Image-to-Lidar Relational Distillation for Autonomous Driving Data
This work addresses the problem of enhancing 3D model representations for autonomous driving applications, offering a novel distillation approach that improves performance in zero-shot and few-shot learning scenarios, though it is incremental relative to existing 2D-to-3D distillation frameworks.
The paper tackles the problem of distilling 2D foundation model representations to 3D models for autonomous driving datasets, which faces challenges like structural mismatches and poor performance in zero-shot and few-shot learning.
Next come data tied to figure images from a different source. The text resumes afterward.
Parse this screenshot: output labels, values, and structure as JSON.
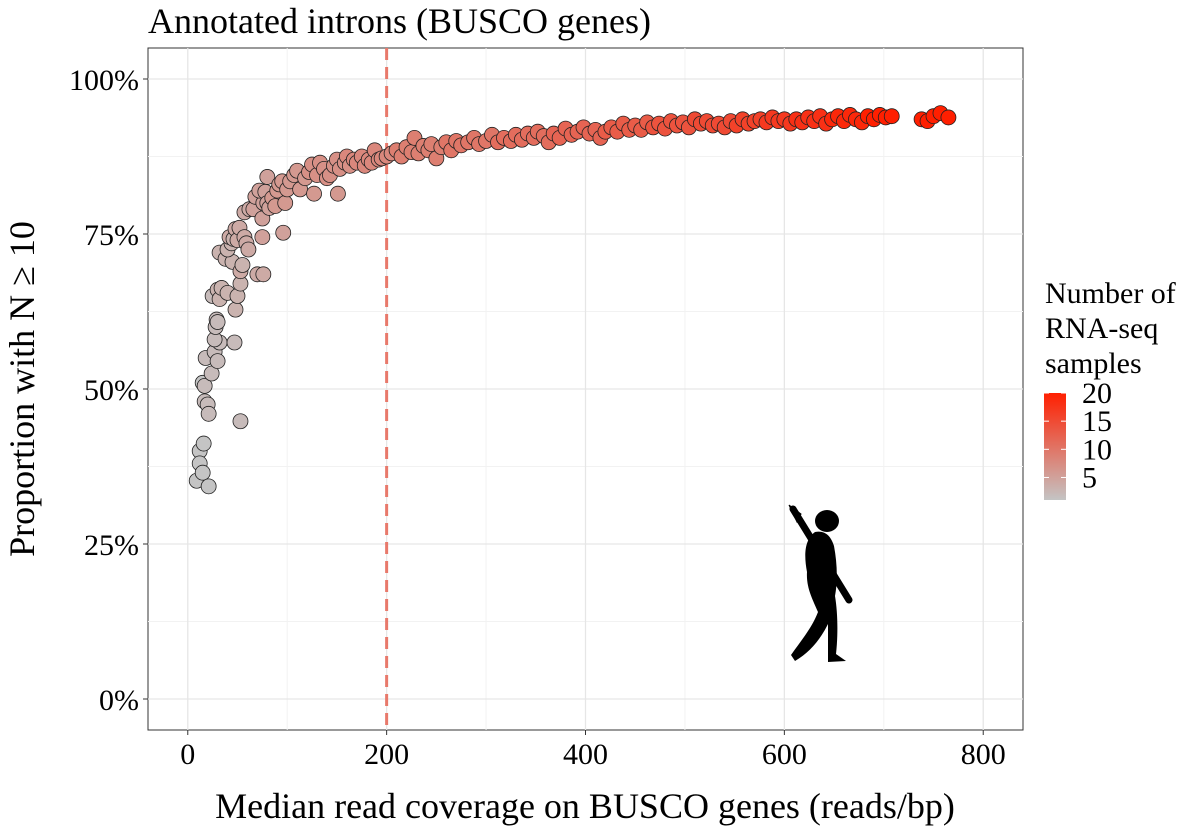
{
  "chart_data": {
    "type": "scatter",
    "title": "Annotated introns (BUSCO genes)",
    "xlabel": "Median read coverage on BUSCO genes (reads/bp)",
    "ylabel": "Proportion with N ≥ 10",
    "xlim": [
      -40,
      840
    ],
    "ylim": [
      -0.05,
      1.05
    ],
    "x_ticks": [
      0,
      200,
      400,
      600,
      800
    ],
    "x_tick_labels": [
      "0",
      "200",
      "400",
      "600",
      "800"
    ],
    "y_ticks": [
      0,
      0.25,
      0.5,
      0.75,
      1.0
    ],
    "y_tick_labels": [
      "0%",
      "25%",
      "50%",
      "75%",
      "100%"
    ],
    "grid": true,
    "reference_line": {
      "x": 200,
      "style": "dashed",
      "color": "#E8796B"
    },
    "legend": {
      "title_lines": [
        "Number of",
        "RNA-seq",
        "samples"
      ],
      "position": "right",
      "color_low": "#C4C4C4",
      "color_high": "#FF1F00",
      "range": [
        1,
        20
      ],
      "ticks": [
        5,
        10,
        15,
        20
      ],
      "tick_labels": [
        "5",
        "10",
        "15",
        "20"
      ]
    },
    "silhouette_icon": "walking-human-with-spear",
    "points": [
      [
        9,
        0.352,
        1
      ],
      [
        12,
        0.4,
        1
      ],
      [
        12,
        0.38,
        1
      ],
      [
        15,
        0.365,
        1
      ],
      [
        16,
        0.412,
        1
      ],
      [
        21,
        0.343,
        1
      ],
      [
        15,
        0.51,
        1
      ],
      [
        17,
        0.505,
        2
      ],
      [
        17,
        0.48,
        2
      ],
      [
        20,
        0.475,
        2
      ],
      [
        21,
        0.46,
        2
      ],
      [
        18,
        0.55,
        2
      ],
      [
        24,
        0.525,
        2
      ],
      [
        27,
        0.56,
        2
      ],
      [
        30,
        0.545,
        2
      ],
      [
        32,
        0.575,
        2
      ],
      [
        27,
        0.58,
        2
      ],
      [
        28,
        0.6,
        2
      ],
      [
        29,
        0.612,
        2
      ],
      [
        30,
        0.608,
        2
      ],
      [
        25,
        0.65,
        2
      ],
      [
        30,
        0.66,
        3
      ],
      [
        32,
        0.645,
        3
      ],
      [
        34,
        0.663,
        3
      ],
      [
        40,
        0.655,
        3
      ],
      [
        32,
        0.72,
        3
      ],
      [
        38,
        0.71,
        3
      ],
      [
        45,
        0.705,
        3
      ],
      [
        47,
        0.575,
        2
      ],
      [
        48,
        0.628,
        3
      ],
      [
        50,
        0.65,
        3
      ],
      [
        53,
        0.448,
        2
      ],
      [
        53,
        0.67,
        3
      ],
      [
        40,
        0.725,
        3
      ],
      [
        44,
        0.735,
        3
      ],
      [
        42,
        0.745,
        4
      ],
      [
        46,
        0.742,
        3
      ],
      [
        48,
        0.758,
        4
      ],
      [
        50,
        0.74,
        4
      ],
      [
        52,
        0.76,
        4
      ],
      [
        53,
        0.69,
        4
      ],
      [
        55,
        0.7,
        3
      ],
      [
        57,
        0.745,
        4
      ],
      [
        59,
        0.735,
        4
      ],
      [
        61,
        0.725,
        4
      ],
      [
        57,
        0.785,
        4
      ],
      [
        62,
        0.79,
        4
      ],
      [
        66,
        0.79,
        5
      ],
      [
        68,
        0.81,
        5
      ],
      [
        70,
        0.685,
        4
      ],
      [
        76,
        0.685,
        4
      ],
      [
        75,
        0.745,
        5
      ],
      [
        75,
        0.775,
        5
      ],
      [
        76,
        0.8,
        5
      ],
      [
        72,
        0.82,
        5
      ],
      [
        78,
        0.818,
        5
      ],
      [
        80,
        0.8,
        5
      ],
      [
        82,
        0.792,
        5
      ],
      [
        80,
        0.842,
        5
      ],
      [
        85,
        0.808,
        6
      ],
      [
        88,
        0.795,
        6
      ],
      [
        90,
        0.82,
        6
      ],
      [
        92,
        0.83,
        6
      ],
      [
        95,
        0.835,
        6
      ],
      [
        98,
        0.8,
        6
      ],
      [
        100,
        0.822,
        6
      ],
      [
        103,
        0.835,
        6
      ],
      [
        107,
        0.845,
        6
      ],
      [
        110,
        0.852,
        6
      ],
      [
        96,
        0.752,
        5
      ],
      [
        113,
        0.822,
        6
      ],
      [
        118,
        0.84,
        6
      ],
      [
        122,
        0.85,
        7
      ],
      [
        125,
        0.862,
        7
      ],
      [
        127,
        0.815,
        6
      ],
      [
        130,
        0.845,
        7
      ],
      [
        133,
        0.865,
        7
      ],
      [
        137,
        0.855,
        7
      ],
      [
        140,
        0.84,
        7
      ],
      [
        143,
        0.845,
        7
      ],
      [
        147,
        0.86,
        7
      ],
      [
        150,
        0.87,
        7
      ],
      [
        151,
        0.815,
        6
      ],
      [
        153,
        0.855,
        7
      ],
      [
        158,
        0.865,
        7
      ],
      [
        160,
        0.875,
        8
      ],
      [
        163,
        0.86,
        7
      ],
      [
        167,
        0.87,
        8
      ],
      [
        170,
        0.865,
        8
      ],
      [
        175,
        0.875,
        8
      ],
      [
        178,
        0.86,
        8
      ],
      [
        182,
        0.87,
        8
      ],
      [
        185,
        0.865,
        8
      ],
      [
        188,
        0.885,
        8
      ],
      [
        192,
        0.87,
        8
      ],
      [
        195,
        0.872,
        8
      ],
      [
        200,
        0.875,
        8
      ],
      [
        205,
        0.88,
        8
      ],
      [
        210,
        0.885,
        9
      ],
      [
        215,
        0.875,
        9
      ],
      [
        220,
        0.89,
        9
      ],
      [
        225,
        0.882,
        9
      ],
      [
        228,
        0.905,
        9
      ],
      [
        232,
        0.88,
        9
      ],
      [
        237,
        0.892,
        9
      ],
      [
        242,
        0.885,
        9
      ],
      [
        245,
        0.895,
        9
      ],
      [
        250,
        0.872,
        9
      ],
      [
        255,
        0.89,
        9
      ],
      [
        260,
        0.898,
        10
      ],
      [
        265,
        0.885,
        10
      ],
      [
        270,
        0.9,
        10
      ],
      [
        275,
        0.893,
        10
      ],
      [
        282,
        0.898,
        10
      ],
      [
        288,
        0.905,
        10
      ],
      [
        293,
        0.895,
        10
      ],
      [
        300,
        0.9,
        10
      ],
      [
        306,
        0.91,
        10
      ],
      [
        312,
        0.898,
        11
      ],
      [
        318,
        0.905,
        11
      ],
      [
        325,
        0.9,
        11
      ],
      [
        330,
        0.91,
        11
      ],
      [
        336,
        0.902,
        11
      ],
      [
        342,
        0.912,
        11
      ],
      [
        348,
        0.905,
        11
      ],
      [
        352,
        0.915,
        11
      ],
      [
        358,
        0.908,
        11
      ],
      [
        363,
        0.898,
        11
      ],
      [
        368,
        0.912,
        12
      ],
      [
        374,
        0.905,
        12
      ],
      [
        380,
        0.92,
        12
      ],
      [
        386,
        0.91,
        12
      ],
      [
        392,
        0.915,
        12
      ],
      [
        398,
        0.922,
        12
      ],
      [
        404,
        0.912,
        12
      ],
      [
        410,
        0.918,
        12
      ],
      [
        415,
        0.905,
        12
      ],
      [
        420,
        0.915,
        13
      ],
      [
        426,
        0.922,
        13
      ],
      [
        432,
        0.915,
        13
      ],
      [
        438,
        0.928,
        13
      ],
      [
        444,
        0.918,
        13
      ],
      [
        450,
        0.925,
        13
      ],
      [
        456,
        0.918,
        13
      ],
      [
        462,
        0.93,
        13
      ],
      [
        468,
        0.922,
        14
      ],
      [
        474,
        0.928,
        14
      ],
      [
        480,
        0.92,
        14
      ],
      [
        486,
        0.932,
        14
      ],
      [
        492,
        0.925,
        14
      ],
      [
        498,
        0.93,
        14
      ],
      [
        504,
        0.922,
        14
      ],
      [
        510,
        0.935,
        15
      ],
      [
        516,
        0.928,
        15
      ],
      [
        522,
        0.932,
        15
      ],
      [
        528,
        0.925,
        15
      ],
      [
        534,
        0.928,
        15
      ],
      [
        540,
        0.922,
        15
      ],
      [
        546,
        0.932,
        15
      ],
      [
        552,
        0.925,
        16
      ],
      [
        558,
        0.935,
        16
      ],
      [
        564,
        0.928,
        16
      ],
      [
        570,
        0.932,
        16
      ],
      [
        576,
        0.935,
        16
      ],
      [
        582,
        0.93,
        17
      ],
      [
        588,
        0.938,
        17
      ],
      [
        594,
        0.932,
        17
      ],
      [
        600,
        0.935,
        17
      ],
      [
        606,
        0.928,
        17
      ],
      [
        612,
        0.935,
        18
      ],
      [
        618,
        0.93,
        18
      ],
      [
        624,
        0.938,
        18
      ],
      [
        630,
        0.932,
        18
      ],
      [
        636,
        0.94,
        18
      ],
      [
        642,
        0.928,
        18
      ],
      [
        648,
        0.935,
        19
      ],
      [
        654,
        0.94,
        19
      ],
      [
        660,
        0.932,
        19
      ],
      [
        666,
        0.942,
        19
      ],
      [
        672,
        0.935,
        19
      ],
      [
        678,
        0.93,
        19
      ],
      [
        684,
        0.94,
        20
      ],
      [
        690,
        0.935,
        20
      ],
      [
        696,
        0.942,
        20
      ],
      [
        702,
        0.938,
        20
      ],
      [
        708,
        0.94,
        20
      ],
      [
        738,
        0.935,
        20
      ],
      [
        744,
        0.932,
        20
      ],
      [
        750,
        0.94,
        20
      ],
      [
        757,
        0.945,
        20
      ],
      [
        765,
        0.938,
        20
      ]
    ]
  }
}
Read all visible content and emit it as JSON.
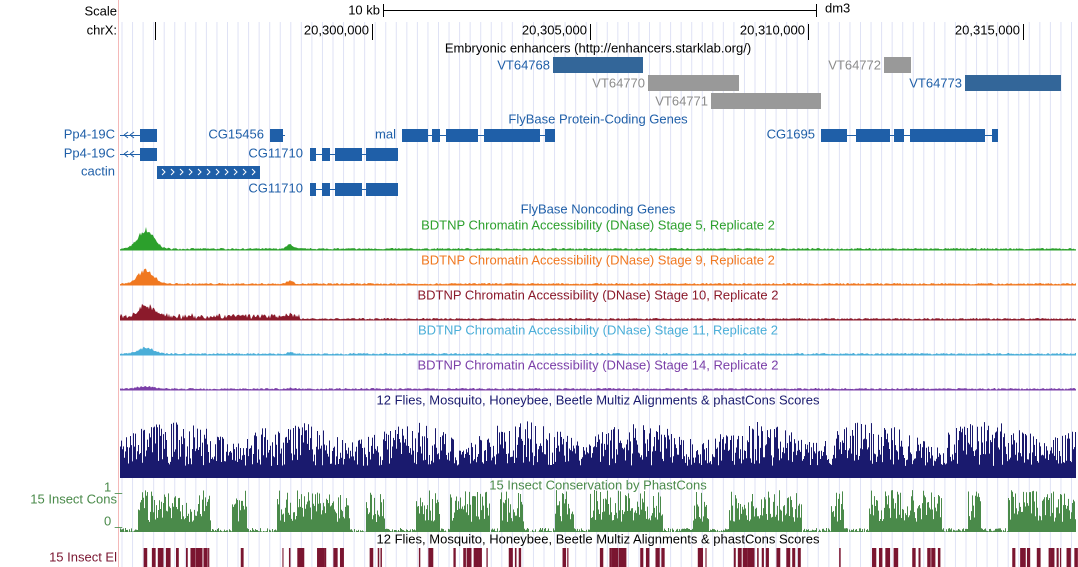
{
  "ruler": {
    "scale_label": "Scale",
    "chrom_label": "chrX:",
    "scale_size": "10 kb",
    "assembly": "dm3",
    "positions": [
      "20,300,000",
      "20,305,000",
      "20,310,000",
      "20,315,000"
    ]
  },
  "enhancers": {
    "title": "Embryonic enhancers (http://enhancers.starklab.org/)",
    "items": [
      "VT64768",
      "VT64770",
      "VT64771",
      "VT64772",
      "VT64773"
    ]
  },
  "coding_genes": {
    "title": "FlyBase Protein-Coding Genes",
    "items": [
      "Pp4-19C",
      "Pp4-19C",
      "cactin",
      "CG15456",
      "CG11710",
      "CG11710",
      "mal",
      "CG1695"
    ]
  },
  "noncoding_genes": {
    "title": "FlyBase Noncoding Genes"
  },
  "dnase_tracks": [
    "BDTNP Chromatin Accessibility (DNase) Stage 5, Replicate 2",
    "BDTNP Chromatin Accessibility (DNase) Stage 9, Replicate 2",
    "BDTNP Chromatin Accessibility (DNase) Stage 10, Replicate 2",
    "BDTNP Chromatin Accessibility (DNase) Stage 11, Replicate 2",
    "BDTNP Chromatin Accessibility (DNase) Stage 14, Replicate 2"
  ],
  "multiz_title": "12 Flies, Mosquito, Honeybee, Beetle Multiz Alignments & phastCons Scores",
  "phastcons": {
    "title": "15 Insect Conservation by PhastCons",
    "label": "15 Insect Cons",
    "max_label": "1 _",
    "min_label": "0 _"
  },
  "elements": {
    "title": "12 Flies, Mosquito, Honeybee, Beetle Multiz Alignments & phastCons Scores",
    "label": "15 Insect El"
  }
}
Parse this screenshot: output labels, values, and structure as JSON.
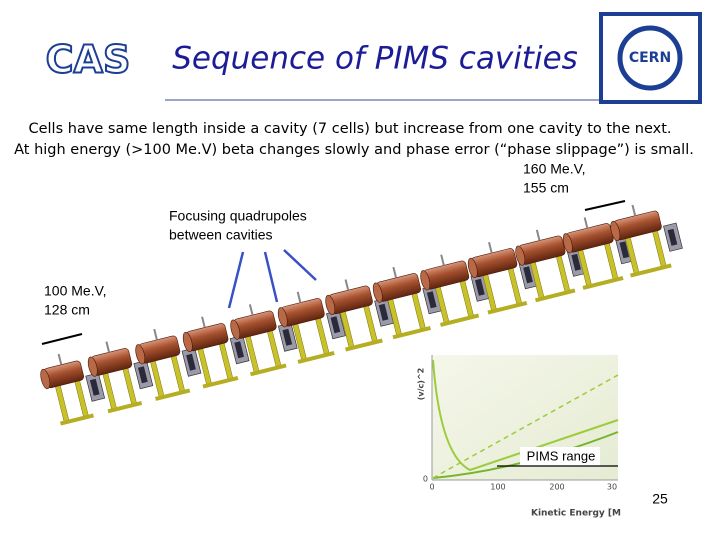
{
  "header": {
    "logo_left": "CAS",
    "title": "Sequence of PIMS cavities",
    "logo_right": "CERN"
  },
  "body": {
    "lines": [
      "Cells have same length inside a cavity (7 cells) but increase from one cavity to the next.",
      "At high energy (>100 Me.V) beta changes slowly and phase error (“phase slippage”) is small."
    ]
  },
  "annotations": {
    "high_end": [
      "160 Me.V,",
      "155 cm"
    ],
    "quadrupoles": [
      "Focusing quadrupoles",
      "between cavities"
    ],
    "low_end": [
      "100 Me.V,",
      "128 cm"
    ]
  },
  "inset_plot": {
    "y_label": "(v/c)^2",
    "x_label": "Kinetic Energy [M",
    "x_ticks": [
      "0",
      "100",
      "200",
      "30"
    ],
    "y_ticks": [
      "0"
    ],
    "range_label": "PIMS range"
  },
  "footer": {
    "page_number": "25"
  }
}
The result is a relational distillation framework that improves 3D representation performance, outperforming contrastive and similarity-based methods in zero-shot and few-shot 3D semantic segmentation tasks.
Pre-trained on extensive and diverse multi-modal datasets, 2D foundation models excel at addressing 2D tasks with little or no downstream supervision, owing to their robust representations. The emergence of 2D-to-3D distillation frameworks has extended these capabilities to 3D models. However, distilling 3D representations for autonomous driving datasets presents challenges like self-similarity, class imbalance, and point cloud sparsity, hindering the effectiveness of contrastive distillation, especially in zero-shot learning contexts. Whereas other methodologies, such as similarity-based distillation, enhance zero-shot performance, they tend to yield less discriminative representations, diminishing few-shot performance. We investigate the gap in structure between the 2D and the 3D representations that result from state-of-the-art distillation frameworks and reveal a significant mismatch between the two. Additionally, we demonstrate that the observed structural gap is negatively correlated with the efficacy of the distilled representations on zero-shot and few-shot 3D semantic segmentation. To bridge this gap, we propose a relational distillation framework enforcing intra-modal and cross-modal constraints, resulting in distilled 3D representations that closely capture the structure of the 2D representation. This alignment significantly enhances 3D representation performance over those learned through contrastive distillation in zero-shot segmentation tasks. Furthermore, our relational loss consistently improves the quality of 3D representations in both in-distribution and out-of-distribution few-shot segmentation tasks, outperforming approaches that rely on the similarity loss.